22.01.2019, 10:16 Uhr

Berlin (AFP) Union will bei der Grundrente die Situation im Osten besonders berücksichtigen

Quelle: dpa/AFP/Stephan Scheuer (Foto: dpa/AFP/Stephan Scheuer)Quelle: dpa/AFP/Stephan Scheuer (Foto: dpa/AFP/Stephan Scheuer)

Bericht: Erforderliche Beitragszeiten könnten zunächst unter 35 Jahren liegen

Bei der Ausgestaltung der geplanten Grundrente fordert die Union eine besondere Berücksichtigung der Situation im Osten. Viele der dortigen Rentner hätten "Zeiten der Massenarbeitslosigkeit hinter sich", sagte der Unions-Arbeitsmarktexperte Peter Weiß (CDU) den Zeitungen der Funke Mediengruppe vom Dienstag.

"Ich würde mir wünschen, dass wir bei der Ausgestaltung der Grundrente besonders auf die Situation in Ostdeutschland eingehen", sagte Weiß. Nach Informationen der Zeitungen aus Koalitionskreisen überlegt die Union, die Grundrente zunächst auch an Rentner zu zahlen, die weniger als 35 Jahre in die Rentenkasse eingezahlt haben.

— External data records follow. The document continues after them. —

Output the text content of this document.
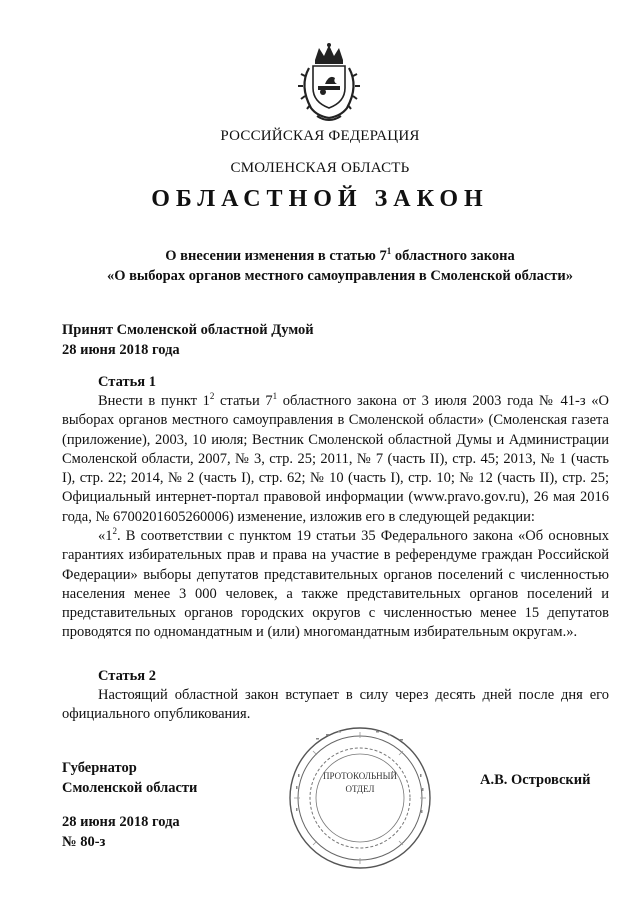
РОССИЙСКАЯ ФЕДЕРАЦИЯ
СМОЛЕНСКАЯ ОБЛАСТЬ
ОБЛАСТНОЙ ЗАКОН
О внесении изменения в статью $7^1$ областного закона
«О выборах органов местного самоуправления в Смоленской области»
Принят Смоленской областной Думой
28 июня 2018 года
Статья 1
Внести в пункт $1^2$ статьи $7^1$ областного закона от 3 июля 2003 года № 41-з «О выборах органов местного самоуправления в Смоленской области» (Смоленская газета (приложение), 2003, 10 июля; Вестник Смоленской областной Думы и Администрации Смоленской области, 2007, № 3, стр. 25; 2011, № 7 (часть II), стр. 45; 2013, № 1 (часть I), стр. 22; 2014, № 2 (часть I), стр. 62; № 10 (часть I), стр. 10; № 12 (часть II), стр. 25; Официальный интернет-портал правовой информации (www.pravo.gov.ru), 26 мая 2016 года, № 6700201605260006) изменение, изложив его в следующей редакции:
«$1^2$. В соответствии с пунктом 19 статьи 35 Федерального закона «Об основных гарантиях избирательных прав и права на участие в референдуме граждан Российской Федерации» выборы депутатов представительных органов поселений с численностью населения менее 3 000 человек, а также представительных органов поселений и представительных органов городских округов с численностью менее 15 депутатов проводятся по одномандатным и (или) многомандатным избирательным округам.».
Статья 2
Настоящий областной закон вступает в силу через десять дней после дня его официального опубликования.
ПРОТОКОЛЬНЫЙ
ОТДЕЛ
Губернатор
Смоленской области	А.В. Островский
28 июня 2018 года
№ 80-з
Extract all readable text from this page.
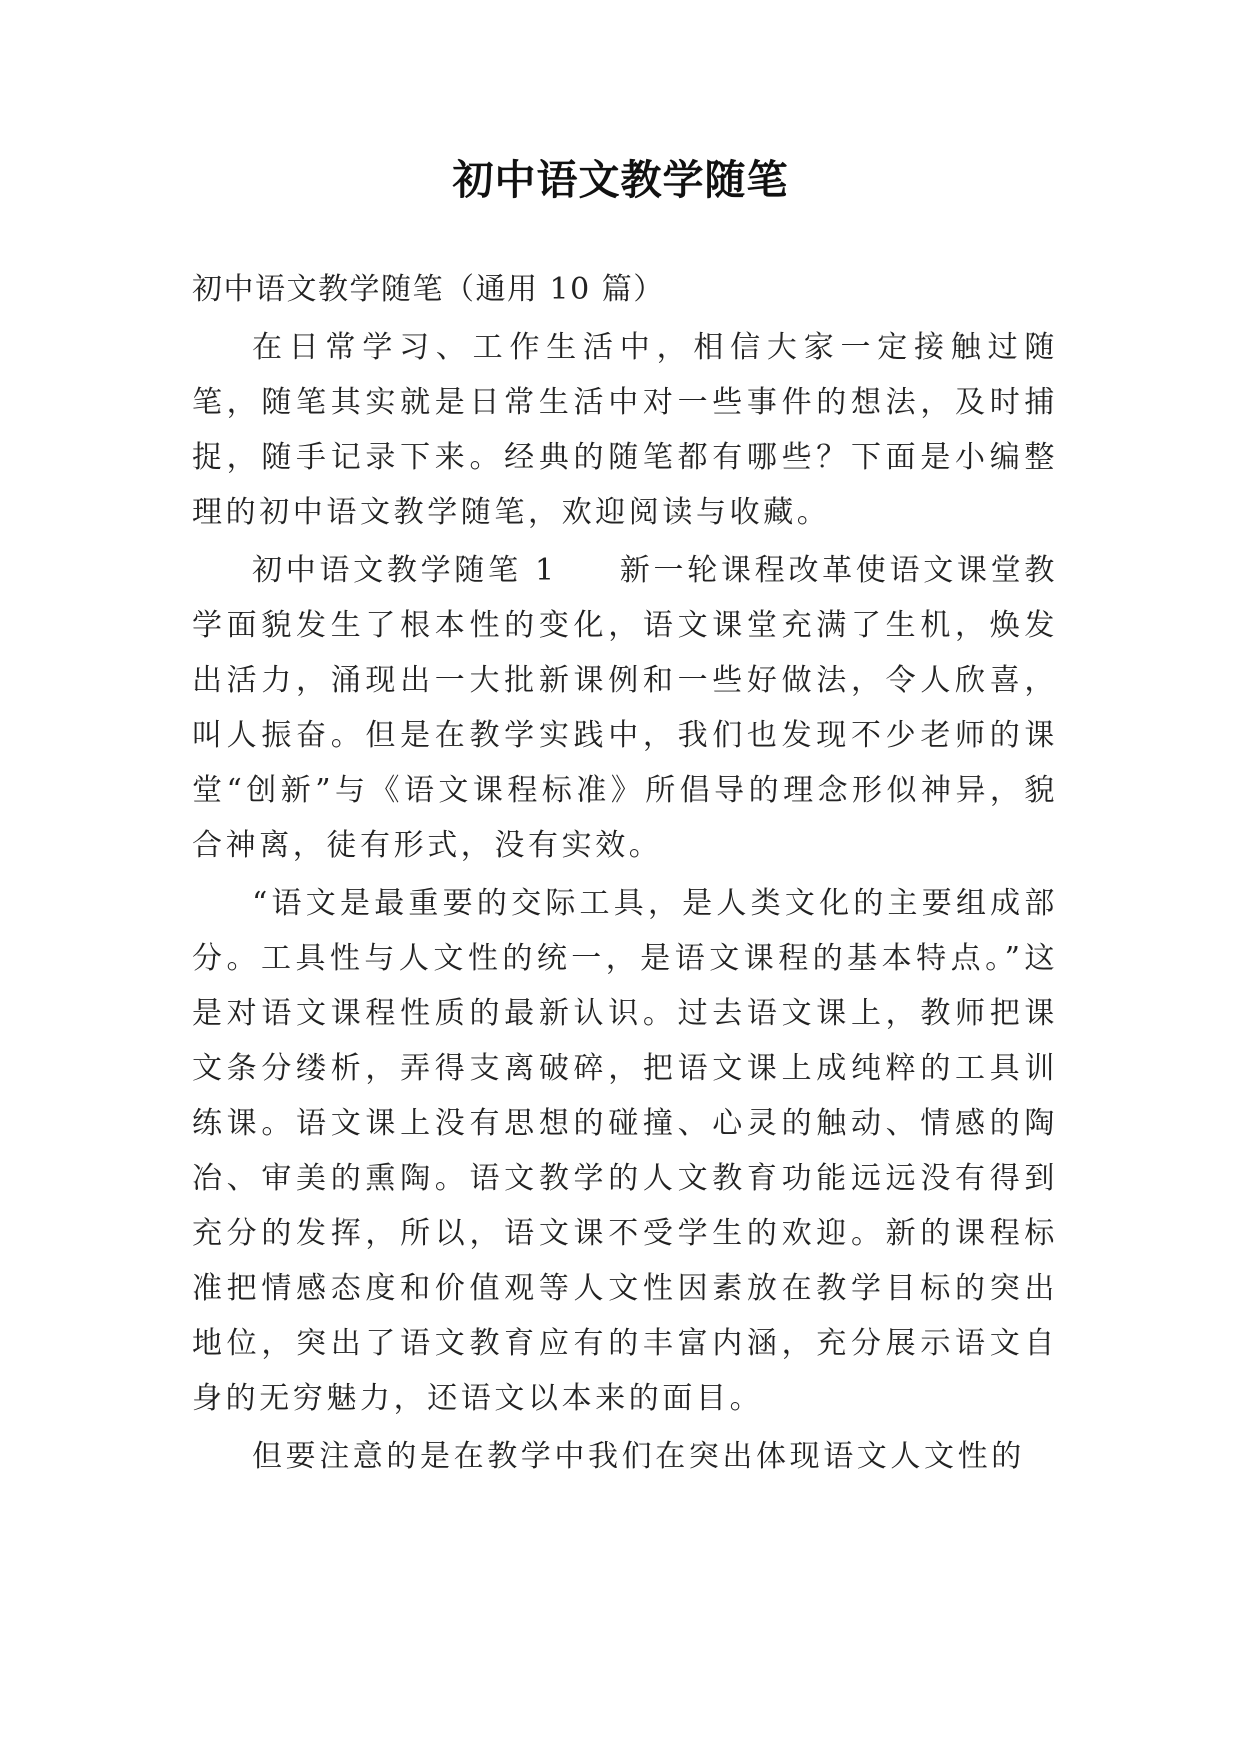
初中语文教学随笔

初中语文教学随笔（通用 10 篇）

在日常学习、工作生活中，相信大家一定接触过随笔，随笔其实就是日常生活中对一些事件的想法，及时捕捉，随手记录下来。经典的随笔都有哪些？下面是小编整理的初中语文教学随笔，欢迎阅读与收藏。

初中语文教学随笔 1 新一轮课程改革使语文课堂教学面貌发生了根本性的变化，语文课堂充满了生机，焕发出活力，涌现出一大批新课例和一些好做法，令人欣喜，叫人振奋。但是在教学实践中，我们也发现不少老师的课堂“创新”与《语文课程标准》所倡导的理念形似神异，貌合神离，徒有形式，没有实效。

“语文是最重要的交际工具，是人类文化的主要组成部分。工具性与人文性的统一，是语文课程的基本特点。”这是对语文课程性质的最新认识。过去语文课上，教师把课文条分缕析，弄得支离破碎，把语文课上成纯粹的工具训练课。语文课上没有思想的碰撞、心灵的触动、情感的陶冶、审美的熏陶。语文教学的人文教育功能远远没有得到充分的发挥，所以，语文课不受学生的欢迎。新的课程标准把情感态度和价值观等人文性因素放在教学目标的突出地位，突出了语文教育应有的丰富内涵，充分展示语文自身的无穷魅力，还语文以本来的面目。

但要注意的是在教学中我们在突出体现语文人文性的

Derzeit sehen die Pläne von Arbeitsminister Hubertus Heil (SPD) vor, dass Rentner, die Grundsicherung im Alter erhalten und zuvor mindestens 35 Jahre lang Rentenbeiträge gezahlt haben, rund 100 Euro mehr bekommen. Dies soll über den Weg eines Freibetrags in der Grundsicherung geschehen. Der Arbeitstitel für diesen im Koalitionsvertrag verabredeten Zuschlag lautet dem Bericht zufolge "Respekt-Rente". Heil will im Februar einen Gesetzentwurf dazu präsentieren.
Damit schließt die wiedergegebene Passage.